1/2-1 C cilantro, chopped

1/4 C scallions, chopped

1-2 jalapeño peppers, minced - remove the seeds and pith to control the heat levels

For the Dressing:

3 Tbs tahini

1 Tbs soy sauce

1/4 C rice wine vinegar

Pinch of cayenne or some hot chili oil, to taste

2 tsp ginger, finely minced

Salt and pepper to taste

1 Tbs sesame oil

1/4 C chicken broth, vegetable broth or water, plus more as needed

Cook the noodles according to package. Drain, rinse with cold water and drain again. Toss in a bowl with 1 Tbs sesame oil and refrigerate while you prepare the other ingredients. Whisk together the dressing ingredients - taste for seasoning, and add more liquid if it's too thick. Set aside.

Bring a medium pot of water to a boil and fill a bowl with cold water. When water is boiling, salt it generously, then add the bok choy. Blanch for 1-2 min, then transfer bok choy to the bowl of cold water. Drain and squeeze out excess water. Slice crosswise and add to the noodles. Add remaining vegetables, herbs, and chicken (if using. if not using, fill it out with more veggies.) Season with a bit of salt and pepper. Toss salad and dressing together and serve, or refrigerate until ready to serve.


Spicy Stir-fried Japanese Eggplant & Cucumber

Adapted from NYTimes Cooking, serves 2-3 as a side.

1 large or 2 small Japanese eggplants (~12 oz)

1 English cucumber

Salt, as needed

1 Tbs rice vinegar

2 tsp soy sauce

1/4 tsp sugar

1 tsp dark sesame oil - sub regular sesame oil

1 Tbs safflower oil - sub canola oil, or something that can tolerate high-heat cooking

1 1/2 tsp minced ginger

1 or 2 jalapeños, minced - taste for heat before using. Add or omit seeds to adjust heat level

1 Tbs minced scallions or chives

Trim the ends off the eggplant(s). Cut in half lengthwise, then slice crosswise, ~1/4 inch thick. Lightly salt, and toss in a colander. Let sit for 15 min while you prepare the other ingredients. Squeeze out excess water, then dry between sheets of paper towel.

While eggplant is in the colander, trim off the ends of the cucumbers. Cut in half lengthwise, then slice on the diagonal into 1/4-inch thick slices. Combine the rice vinegar, soy sauce, sugar, and sesame oil in a small bowl. Place all of the ingredients near your wok or frying pan.
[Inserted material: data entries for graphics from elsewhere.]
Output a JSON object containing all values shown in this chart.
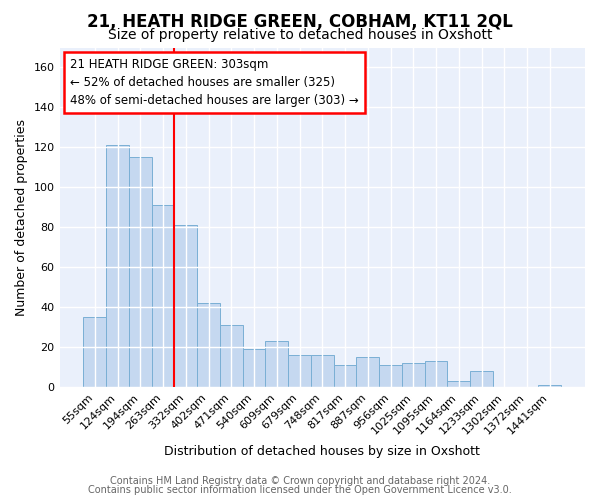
{
  "title": "21, HEATH RIDGE GREEN, COBHAM, KT11 2QL",
  "subtitle": "Size of property relative to detached houses in Oxshott",
  "xlabel": "Distribution of detached houses by size in Oxshott",
  "ylabel": "Number of detached properties",
  "categories": [
    "55sqm",
    "124sqm",
    "194sqm",
    "263sqm",
    "332sqm",
    "402sqm",
    "471sqm",
    "540sqm",
    "609sqm",
    "679sqm",
    "748sqm",
    "817sqm",
    "887sqm",
    "956sqm",
    "1025sqm",
    "1095sqm",
    "1164sqm",
    "1233sqm",
    "1302sqm",
    "1372sqm",
    "1441sqm"
  ],
  "values": [
    35,
    121,
    115,
    91,
    81,
    42,
    31,
    19,
    23,
    16,
    16,
    11,
    15,
    11,
    12,
    13,
    3,
    8,
    0,
    0,
    1
  ],
  "bar_color": "#c5d8f0",
  "bar_edge_color": "#7aafd4",
  "annotation_text": "21 HEATH RIDGE GREEN: 303sqm\n← 52% of detached houses are smaller (325)\n48% of semi-detached houses are larger (303) →",
  "annotation_box_color": "white",
  "annotation_box_edge_color": "red",
  "vline_color": "red",
  "vline_bar_index": 4,
  "ylim": [
    0,
    170
  ],
  "yticks": [
    0,
    20,
    40,
    60,
    80,
    100,
    120,
    140,
    160
  ],
  "background_color": "#eaf0fb",
  "grid_color": "white",
  "footer_line1": "Contains HM Land Registry data © Crown copyright and database right 2024.",
  "footer_line2": "Contains public sector information licensed under the Open Government Licence v3.0.",
  "title_fontsize": 12,
  "subtitle_fontsize": 10,
  "axis_label_fontsize": 9,
  "tick_fontsize": 8,
  "footer_fontsize": 7,
  "annotation_fontsize": 8.5
}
When all your ingredients are prepped, heat a wok or skillet over high heat until a drop of water evaporates within a second or two from the surface of the pan. Add the oil to the sides of the pan and tilt to distribute. Add the eggplant. Stir-fry for 3-4 min until cooked through. Add the ginger and jalapeño, stir-fry for 30 seconds. Add the cucumbers and scallions, stir-fry 30 seconds. Finally, add the soy sauce mixture to the pan, and stir-fry 1 minute until the cucumber just begins to wilt. Remove from the heat and serve with rice, or whatever sounds good to you.


What are...

  • Pullet Eggs? Pullets are young chickens - not chicks anymore, but not mature adult birds yet either. When pullets start laying eggs, they're smaller than regular eggs. As the hens continue to mature, their eggs will get bigger. Because hens lay fewer eggs after 2-3 years, farms will replace their layers with a whole new batch of birds, which is how we get occasionally get a whole bunch of pullet eggs. They taste like regular eggs, and can be used in all the same ways (some people even say they're better!) The only difference to watch for is quantity, especially in baking.
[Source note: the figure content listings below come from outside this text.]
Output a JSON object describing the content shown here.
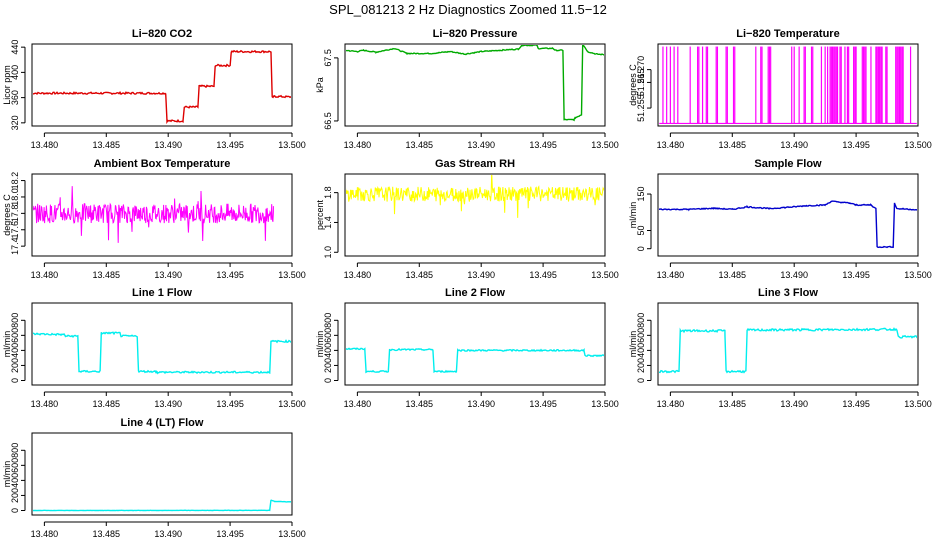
{
  "page": {
    "title": "SPL_081213  2 Hz Diagnostics Zoomed 11.5−12"
  },
  "chart_data": [
    {
      "type": "line",
      "title": "Li−820 CO2",
      "ylabel": "Licor ppm",
      "xlim": [
        13.479,
        13.5
      ],
      "ylim": [
        315,
        445
      ],
      "xticks": [
        "13.480",
        "13.485",
        "13.490",
        "13.495",
        "13.500"
      ],
      "yticks": [
        "320",
        "360",
        "400",
        "440"
      ],
      "ytick_values": [
        320,
        360,
        400,
        440
      ],
      "color": "#dd0000",
      "noise": 1.5,
      "series": [
        {
          "x": [
            13.479,
            13.4898,
            13.4899,
            13.4912,
            13.4913,
            13.4924,
            13.4925,
            13.4937,
            13.4938,
            13.495,
            13.4951,
            13.4983,
            13.4984,
            13.4986,
            13.5
          ],
          "y": [
            367,
            367,
            323,
            323,
            345,
            345,
            378,
            378,
            411,
            411,
            433,
            433,
            360,
            362,
            361
          ]
        }
      ]
    },
    {
      "type": "line",
      "title": "Li−820 Pressure",
      "ylabel": "kPa",
      "xlim": [
        13.479,
        13.5
      ],
      "ylim": [
        66.42,
        67.72
      ],
      "xticks": [
        "13.480",
        "13.485",
        "13.490",
        "13.495",
        "13.500"
      ],
      "yticks": [
        "66.5",
        "67.5"
      ],
      "ytick_values": [
        66.5,
        67.5
      ],
      "color": "#00aa00",
      "noise": 0.008,
      "series": [
        {
          "x": [
            13.479,
            13.48,
            13.4805,
            13.4815,
            13.483,
            13.484,
            13.486,
            13.4875,
            13.4887,
            13.49,
            13.4915,
            13.493,
            13.4933,
            13.4945,
            13.4946,
            13.4958,
            13.496,
            13.4966,
            13.4967,
            13.4975,
            13.4976,
            13.4981,
            13.4982,
            13.4986,
            13.4993,
            13.5
          ],
          "y": [
            67.62,
            67.6,
            67.62,
            67.59,
            67.65,
            67.57,
            67.57,
            67.6,
            67.56,
            67.6,
            67.62,
            67.64,
            67.7,
            67.7,
            67.65,
            67.65,
            67.62,
            67.62,
            66.52,
            66.52,
            66.55,
            66.6,
            67.72,
            67.6,
            67.56,
            67.55
          ]
        }
      ]
    },
    {
      "type": "line",
      "title": "Li−820 Temperature",
      "ylabel": "degrees C",
      "xlim": [
        13.479,
        13.5
      ],
      "ylim": [
        51.248,
        51.28
      ],
      "xticks": [
        "13.480",
        "13.485",
        "13.490",
        "13.495",
        "13.500"
      ],
      "yticks": [
        "51.255",
        "51.265",
        "51.270"
      ],
      "ytick_values": [
        51.255,
        51.265,
        51.27
      ],
      "color": "#ff00ff",
      "noise": 0,
      "baseline": 51.249,
      "spike_to": 51.279,
      "spikes": [
        13.4794,
        13.4797,
        13.48,
        13.4803,
        13.4806,
        13.4816,
        13.4822,
        13.4823,
        13.4826,
        13.4829,
        13.483,
        13.4837,
        13.4838,
        13.4845,
        13.4846,
        13.4851,
        13.4852,
        13.4869,
        13.4873,
        13.4874,
        13.4879,
        13.488,
        13.4881,
        13.4898,
        13.49,
        13.4904,
        13.4908,
        13.4909,
        13.4914,
        13.4915,
        13.4922,
        13.4925,
        13.4927,
        13.4929,
        13.493,
        13.4931,
        13.4932,
        13.4933,
        13.4934,
        13.4935,
        13.4937,
        13.4938,
        13.4941,
        13.4943,
        13.4944,
        13.4948,
        13.4949,
        13.495,
        13.4955,
        13.4956,
        13.4957,
        13.4958,
        13.4962,
        13.4966,
        13.4967,
        13.4968,
        13.4969,
        13.497,
        13.4971,
        13.4974,
        13.4975,
        13.4982,
        13.4983,
        13.4984,
        13.4985,
        13.4986,
        13.4987,
        13.4988,
        13.4994
      ]
    },
    {
      "type": "line",
      "title": "Ambient Box Temperature",
      "ylabel": "degrees C",
      "xlim": [
        13.479,
        13.5
      ],
      "ylim": [
        17.28,
        18.28
      ],
      "xticks": [
        "13.480",
        "13.485",
        "13.490",
        "13.495",
        "13.500"
      ],
      "yticks": [
        "17.4",
        "17.6",
        "17.8",
        "18.0",
        "18.2"
      ],
      "ytick_values": [
        17.4,
        17.6,
        17.8,
        18.0,
        18.2
      ],
      "color": "#ff00ff",
      "noise": 0.12,
      "band": true,
      "series": [
        {
          "x": [
            13.479,
            13.4985
          ],
          "y": [
            17.8,
            17.8
          ]
        }
      ]
    },
    {
      "type": "line",
      "title": "Gas Stream RH",
      "ylabel": "percent",
      "xlim": [
        13.479,
        13.5
      ],
      "ylim": [
        0.95,
        2.05
      ],
      "xticks": [
        "13.480",
        "13.485",
        "13.490",
        "13.495",
        "13.500"
      ],
      "yticks": [
        "1.0",
        "1.4",
        "1.8"
      ],
      "ytick_values": [
        1.0,
        1.4,
        1.8
      ],
      "color": "#ffff00",
      "noise": 0.1,
      "band": true,
      "series": [
        {
          "x": [
            13.479,
            13.5
          ],
          "y": [
            1.78,
            1.78
          ]
        }
      ]
    },
    {
      "type": "line",
      "title": "Sample Flow",
      "ylabel": "ml/min",
      "xlim": [
        13.479,
        13.5
      ],
      "ylim": [
        -20,
        205
      ],
      "xticks": [
        "13.480",
        "13.485",
        "13.490",
        "13.495",
        "13.500"
      ],
      "yticks": [
        "0",
        "50",
        "150"
      ],
      "ytick_values": [
        0,
        50,
        150
      ],
      "color": "#0000cc",
      "noise": 1.5,
      "series": [
        {
          "x": [
            13.479,
            13.4815,
            13.4835,
            13.485,
            13.4862,
            13.488,
            13.49,
            13.491,
            13.4925,
            13.493,
            13.4945,
            13.495,
            13.4962,
            13.4966,
            13.4967,
            13.498,
            13.4981,
            13.4983,
            13.4995,
            13.5
          ],
          "y": [
            108,
            108,
            111,
            108,
            115,
            110,
            115,
            118,
            120,
            130,
            125,
            120,
            120,
            110,
            5,
            5,
            125,
            110,
            108,
            105
          ]
        }
      ]
    },
    {
      "type": "line",
      "title": "Line 1 Flow",
      "ylabel": "ml/min",
      "xlim": [
        13.479,
        13.5
      ],
      "ylim": [
        -60,
        1030
      ],
      "xticks": [
        "13.480",
        "13.485",
        "13.490",
        "13.495",
        "13.500"
      ],
      "yticks": [
        "0",
        "200",
        "400",
        "600",
        "800"
      ],
      "ytick_values": [
        0,
        200,
        400,
        600,
        800
      ],
      "color": "#00eeee",
      "noise": 12,
      "series": [
        {
          "x": [
            13.479,
            13.4816,
            13.4817,
            13.4827,
            13.4828,
            13.4845,
            13.4846,
            13.4861,
            13.4862,
            13.4875,
            13.4876,
            13.489,
            13.4891,
            13.4982,
            13.4983,
            13.5
          ],
          "y": [
            620,
            610,
            590,
            590,
            120,
            120,
            630,
            630,
            590,
            590,
            120,
            120,
            110,
            110,
            520,
            520
          ]
        }
      ]
    },
    {
      "type": "line",
      "title": "Line 2 Flow",
      "ylabel": "ml/min",
      "xlim": [
        13.479,
        13.5
      ],
      "ylim": [
        -60,
        1030
      ],
      "xticks": [
        "13.480",
        "13.485",
        "13.490",
        "13.495",
        "13.500"
      ],
      "yticks": [
        "0",
        "200",
        "400",
        "600",
        "800"
      ],
      "ytick_values": [
        0,
        200,
        400,
        600,
        800
      ],
      "color": "#00eeee",
      "noise": 10,
      "series": [
        {
          "x": [
            13.479,
            13.4806,
            13.4807,
            13.4825,
            13.4826,
            13.4861,
            13.4862,
            13.488,
            13.4881,
            13.4983,
            13.4984,
            13.5
          ],
          "y": [
            420,
            420,
            120,
            120,
            410,
            410,
            120,
            120,
            400,
            400,
            330,
            330
          ]
        }
      ]
    },
    {
      "type": "line",
      "title": "Line 3 Flow",
      "ylabel": "ml/min",
      "xlim": [
        13.479,
        13.5
      ],
      "ylim": [
        -60,
        1030
      ],
      "xticks": [
        "13.480",
        "13.485",
        "13.490",
        "13.495",
        "13.500"
      ],
      "yticks": [
        "0",
        "200",
        "400",
        "600",
        "800"
      ],
      "ytick_values": [
        0,
        200,
        400,
        600,
        800
      ],
      "color": "#00eeee",
      "noise": 14,
      "series": [
        {
          "x": [
            13.479,
            13.4807,
            13.4808,
            13.4844,
            13.4845,
            13.4861,
            13.4862,
            13.4983,
            13.4984,
            13.5
          ],
          "y": [
            120,
            120,
            660,
            660,
            120,
            120,
            670,
            680,
            580,
            580
          ]
        }
      ]
    },
    {
      "type": "line",
      "title": "Line 4 (LT) Flow",
      "ylabel": "ml/min",
      "xlim": [
        13.479,
        13.5
      ],
      "ylim": [
        -60,
        1030
      ],
      "xticks": [
        "13.480",
        "13.485",
        "13.490",
        "13.495",
        "13.500"
      ],
      "yticks": [
        "0",
        "200",
        "400",
        "600",
        "800"
      ],
      "ytick_values": [
        0,
        200,
        400,
        600,
        800
      ],
      "color": "#00eeee",
      "noise": 2,
      "series": [
        {
          "x": [
            13.479,
            13.4982,
            13.4983,
            13.4986,
            13.5
          ],
          "y": [
            0,
            2,
            140,
            120,
            115
          ]
        }
      ]
    }
  ]
}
  • Asian Eggplants? It's a misnomer, actually. Unfortunately, that's how they were listed on the order sheet. There are several varieties of eggplant grown in different parts of Asia. These are most likely Chinese or Japanese eggplants, which are both long and thin, and less bitter than Globe eggplant. They'll be delicious grilled, stewed, sautéed, or roasted, and can be used in place of other types of eggplant in your favorite dishes.